O município do Mbanza Congo, refere o documento, “poderia ter oportunidade de recrutar pessoal mais qualificado, por apresentar o maior número de professores com nível académico mais baixo, fixado em 23 profissionais”.

A pesquisa recomenda por isso ao governo provincial do Zaire para que proceda à “actualização permanente dos conhecimentos dos professores com baixo nível académico”.

No capítulo da saúde, o Relatório de Monitoria Social 2017 aponta que nos seis municípios alvo da pesquisa regista-se inexistência de uma planificação com base na densidade populacional.

“Porque o Cubal, que é o município com mais habitantes dos aqui analisados, tem o rácio mais alto com apenas 22 unidades sanitárias em comparação com as 44 da Cela, que tem menos habitantes”, explica o relatório.

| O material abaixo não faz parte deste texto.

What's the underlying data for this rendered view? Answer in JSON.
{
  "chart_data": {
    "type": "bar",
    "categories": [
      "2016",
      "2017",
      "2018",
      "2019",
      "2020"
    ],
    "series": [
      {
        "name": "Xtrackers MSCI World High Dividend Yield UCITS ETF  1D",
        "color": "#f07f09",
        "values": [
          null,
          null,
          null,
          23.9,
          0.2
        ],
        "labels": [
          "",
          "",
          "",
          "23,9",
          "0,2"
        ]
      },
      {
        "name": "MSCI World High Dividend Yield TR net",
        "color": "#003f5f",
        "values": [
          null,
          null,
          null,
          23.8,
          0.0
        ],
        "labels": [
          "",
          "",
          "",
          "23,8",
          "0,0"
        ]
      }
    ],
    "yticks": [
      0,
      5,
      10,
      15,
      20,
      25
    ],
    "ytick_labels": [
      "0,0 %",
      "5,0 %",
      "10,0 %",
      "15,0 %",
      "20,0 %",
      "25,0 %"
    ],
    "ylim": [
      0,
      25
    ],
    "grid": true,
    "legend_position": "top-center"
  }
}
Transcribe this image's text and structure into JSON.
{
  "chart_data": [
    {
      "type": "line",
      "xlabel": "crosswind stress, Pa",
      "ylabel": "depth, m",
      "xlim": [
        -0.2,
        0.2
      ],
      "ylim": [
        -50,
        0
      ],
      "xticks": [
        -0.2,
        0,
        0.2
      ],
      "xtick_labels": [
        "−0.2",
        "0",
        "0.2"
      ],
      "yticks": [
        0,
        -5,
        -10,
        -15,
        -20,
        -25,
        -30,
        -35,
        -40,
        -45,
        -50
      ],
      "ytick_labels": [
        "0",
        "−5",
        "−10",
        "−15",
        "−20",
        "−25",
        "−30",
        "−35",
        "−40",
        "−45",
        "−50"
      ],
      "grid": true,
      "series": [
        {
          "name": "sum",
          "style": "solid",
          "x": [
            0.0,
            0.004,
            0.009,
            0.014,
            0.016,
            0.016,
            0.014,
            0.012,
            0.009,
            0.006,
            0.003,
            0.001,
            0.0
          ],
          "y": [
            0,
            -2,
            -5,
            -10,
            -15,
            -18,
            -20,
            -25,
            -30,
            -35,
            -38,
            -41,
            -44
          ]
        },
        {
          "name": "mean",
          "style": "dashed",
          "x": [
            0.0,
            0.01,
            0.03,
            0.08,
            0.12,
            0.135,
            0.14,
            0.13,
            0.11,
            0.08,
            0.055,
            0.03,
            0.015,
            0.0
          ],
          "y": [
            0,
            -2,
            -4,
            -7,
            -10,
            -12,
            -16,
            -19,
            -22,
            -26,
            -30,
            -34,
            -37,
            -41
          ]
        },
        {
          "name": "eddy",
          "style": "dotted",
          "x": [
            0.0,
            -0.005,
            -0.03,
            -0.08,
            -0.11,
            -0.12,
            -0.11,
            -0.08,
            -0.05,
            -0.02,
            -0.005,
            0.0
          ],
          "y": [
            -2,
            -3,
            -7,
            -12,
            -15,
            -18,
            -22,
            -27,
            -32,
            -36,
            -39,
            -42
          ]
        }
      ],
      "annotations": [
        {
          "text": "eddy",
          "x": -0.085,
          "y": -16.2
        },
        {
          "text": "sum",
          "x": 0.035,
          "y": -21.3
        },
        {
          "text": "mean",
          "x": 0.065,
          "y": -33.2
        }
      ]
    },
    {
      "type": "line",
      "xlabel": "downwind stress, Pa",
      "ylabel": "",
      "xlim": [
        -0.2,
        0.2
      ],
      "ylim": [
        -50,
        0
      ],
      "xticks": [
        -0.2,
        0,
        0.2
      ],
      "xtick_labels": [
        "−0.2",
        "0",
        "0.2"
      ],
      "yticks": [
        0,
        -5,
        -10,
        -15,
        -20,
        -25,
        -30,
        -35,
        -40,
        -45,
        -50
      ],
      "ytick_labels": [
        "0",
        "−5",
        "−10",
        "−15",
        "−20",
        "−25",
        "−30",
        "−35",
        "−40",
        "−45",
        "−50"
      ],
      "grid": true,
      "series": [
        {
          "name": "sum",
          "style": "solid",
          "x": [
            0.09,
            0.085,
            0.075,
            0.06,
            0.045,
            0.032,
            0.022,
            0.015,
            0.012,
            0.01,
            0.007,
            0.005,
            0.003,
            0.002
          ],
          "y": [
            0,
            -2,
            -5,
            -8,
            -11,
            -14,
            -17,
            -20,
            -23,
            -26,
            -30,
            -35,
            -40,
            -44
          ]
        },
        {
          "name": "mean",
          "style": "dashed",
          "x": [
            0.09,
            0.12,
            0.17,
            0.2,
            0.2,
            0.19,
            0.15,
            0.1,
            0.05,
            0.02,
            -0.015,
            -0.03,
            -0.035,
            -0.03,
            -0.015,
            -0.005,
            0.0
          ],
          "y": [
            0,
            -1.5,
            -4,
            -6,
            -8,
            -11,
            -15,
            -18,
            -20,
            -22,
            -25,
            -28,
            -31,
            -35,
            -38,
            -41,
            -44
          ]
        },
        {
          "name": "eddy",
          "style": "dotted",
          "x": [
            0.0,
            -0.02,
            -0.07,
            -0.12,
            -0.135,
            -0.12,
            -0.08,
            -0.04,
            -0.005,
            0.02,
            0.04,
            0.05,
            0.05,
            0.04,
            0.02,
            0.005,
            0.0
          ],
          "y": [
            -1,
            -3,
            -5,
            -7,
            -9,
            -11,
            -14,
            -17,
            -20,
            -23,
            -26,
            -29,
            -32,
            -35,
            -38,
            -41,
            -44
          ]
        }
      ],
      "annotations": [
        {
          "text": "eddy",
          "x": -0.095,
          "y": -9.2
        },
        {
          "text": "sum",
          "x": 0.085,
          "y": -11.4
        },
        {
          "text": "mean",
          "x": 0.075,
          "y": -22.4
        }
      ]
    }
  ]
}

Quanto à componente de monitorização de obras, entre as 45 analisadas apenas 16 foram concluídas e 29 ficaram paralisadas por falta de verbas. Destas, apenas 15 possuíam placas descritivas.

A pesquisa aponta ainda a escassez de infra-estruturas para lazer e desporto nos referidos municípios angolanos, devido ao baixo nível de investimento das administrações municipais, recomendando “alocação de verbas destinadas à construção/reabilitação de infra-estruturas”.